Nous adorons nous penser en pays exemplaire – la Suisse, ses cimes enneigées, sa démocratie semi-directe. Mais, en matière de financement de la politique, nous restons le champion mondial de l’opacité. La loi? Quelle loi? Les partis n’ont de comptes à rendre à personne, ni les politiciens d’ailleurs. Circulez, il n’y a rien à voir!
Les partis du centre droit ont tout intérêt à lancer le débat sur le financement de la politique.
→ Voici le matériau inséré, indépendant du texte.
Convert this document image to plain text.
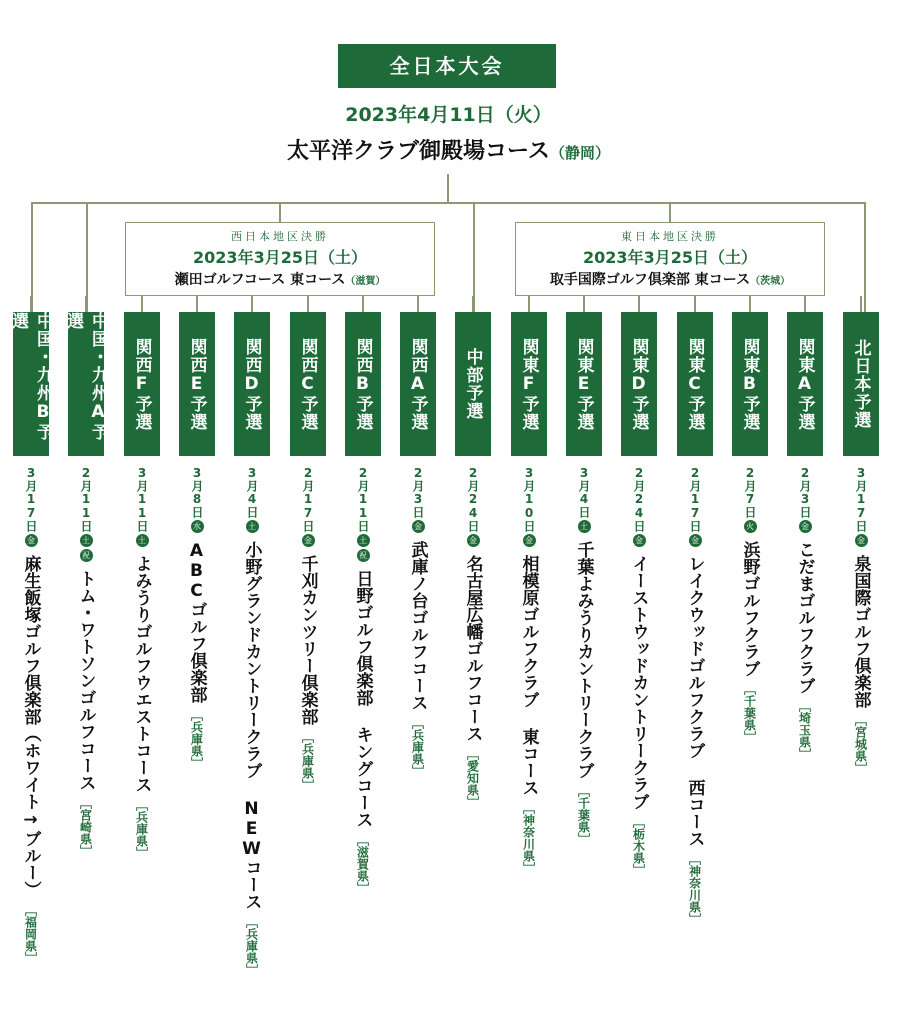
全日本大会
2023年4月11日（火）
太平洋クラブ御殿場コース（静岡）
西日本地区決勝
2023年3月25日（土）
瀬田ゴルフコース 東コース（滋賀）
東日本地区決勝
2023年3月25日（土）
取手国際ゴルフ倶楽部 東コース（茨城）
中国・九州B予選
3月17日
金
麻生飯塚ゴルフ倶楽部（ホワイト→ブルー）
［福岡県］
中国・九州A予選
2月11日
土
祝
トム・ワトソンゴルフコース
［宮崎県］
関西F予選
3月11日
土
よみうりゴルフウエストコース
［兵庫県］
関西E予選
3月8日
水
ABCゴルフ倶楽部
［兵庫県］
関西D予選
3月4日
土
小野グランドカントリークラブ NEWコース
［兵庫県］
関西C予選
2月17日
金
千刈カンツリー倶楽部
［兵庫県］
関西B予選
2月11日
土
祝
日野ゴルフ倶楽部 キングコース
［滋賀県］
関西A予選
2月3日
金
武庫ノ台ゴルフコース
［兵庫県］
中部予選
2月24日
金
名古屋広幡ゴルフコース
［愛知県］
関東F予選
3月10日
金
相模原ゴルフクラブ 東コース
［神奈川県］
関東E予選
3月4日
土
千葉よみうりカントリークラブ
［千葉県］
関東D予選
2月24日
金
イーストウッドカントリークラブ
［栃木県］
関東C予選
2月17日
金
レイクウッドゴルフクラブ 西コース
［神奈川県］
関東B予選
2月7日
火
浜野ゴルフクラブ
［千葉県］
関東A予選
2月3日
金
こだまゴルフクラブ
［埼玉県］
北日本予選
3月17日
金
泉国際ゴルフ倶楽部
［宮城県］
On pourrait trouver ce particularisme attachant, à préserver absolument, comme on protège une espèce en voie d’extinction. Le problème, c’est que, avec l’OPA de Christoph Blocher & Co. sur le parti agrarien, cette formation profite depuis plusieurs années de moyens financiers sans commune mesure avec ceux de ses adversaires politiques. Et ce n’est qu’un début.
Comme le montre notre enquête, l’UDC dispose en effet de quasi deux fois plus de ressources que le Parti libéral radical (PLR), censé représenter l’économie. Le Parti démocrate chrétien (PDC) est, lui, quatre fois moins bien loti.
Et c’est sans évoquer les Verts. L’asymétrie des moyens n’a jamais été aussi grande. On peut même parler de concurrence déloyale (lire les articles de Michel Guillaume, Sophie Murith et Julie Zaugg).
L’essentiel de l’argent, d’ailleurs, ne vient plus aujourd’hui des entreprises, comme nous le révélons, mais de riches particuliers. Quand il s’agit de financer une campagne d’affichage coup-de-poing, l’UDC peut systématiquement compter sur des militants aux poches profondes et prolifiques.
Dans la plupart des cas, sous le couvert du plus total anonymat. A l’exception notable du canton de Genève, où les donations aux partis sont publiques (lire notre article).
Bien sûr, il ne suffit pas d’avoir des millions pour remporter une élection ou une votation. Mais ils permettent d’occuper le terrain, d’imposer l’agenda. On l’a bien vu avec l’affiche des moutons noirs ou celle des minarets: un visuel agressif, un slogan provocant, de quoi les placarder de Carouge à Urnäsch, des adversaires politiques et les médias qui embraient pronto. Le tour est joué.
Que faire? L’exigence de transparence est essentielle. Le plus petit dénominateur démocratique. Mais ce n’est qu’un premier pas. Faut-il plafonner les dépenses de campagne, comme en Grande-Bretagne? Faut-il opter pour un financement mixte public-privé, comme au Danemark ou en Allemagne? Faut-il interdire les donations des entreprises et limiter les dons de particuliers, comme en France?
Hostiles jusqu’ici à lancer ce débat en Suisse, le PLR et le PDC seraient bien inspirés de s’y atteler. Ils sont les premiers à pâtir de la nouvelle stratégie d’Economiesuisse qui, de manière ciblée, ne soutient désormais que les campagnes lui promettant un rapide retour sur investissement.
Une désertion qui a miné le Sonderfall helvétique. A moins qu’il ne faille aux ténors du centre droit essuyer d’autres défaites cinglantes pour qu’ils ouvrent l’œil. Et amorcent enfin un nécessaire et brillant réveil.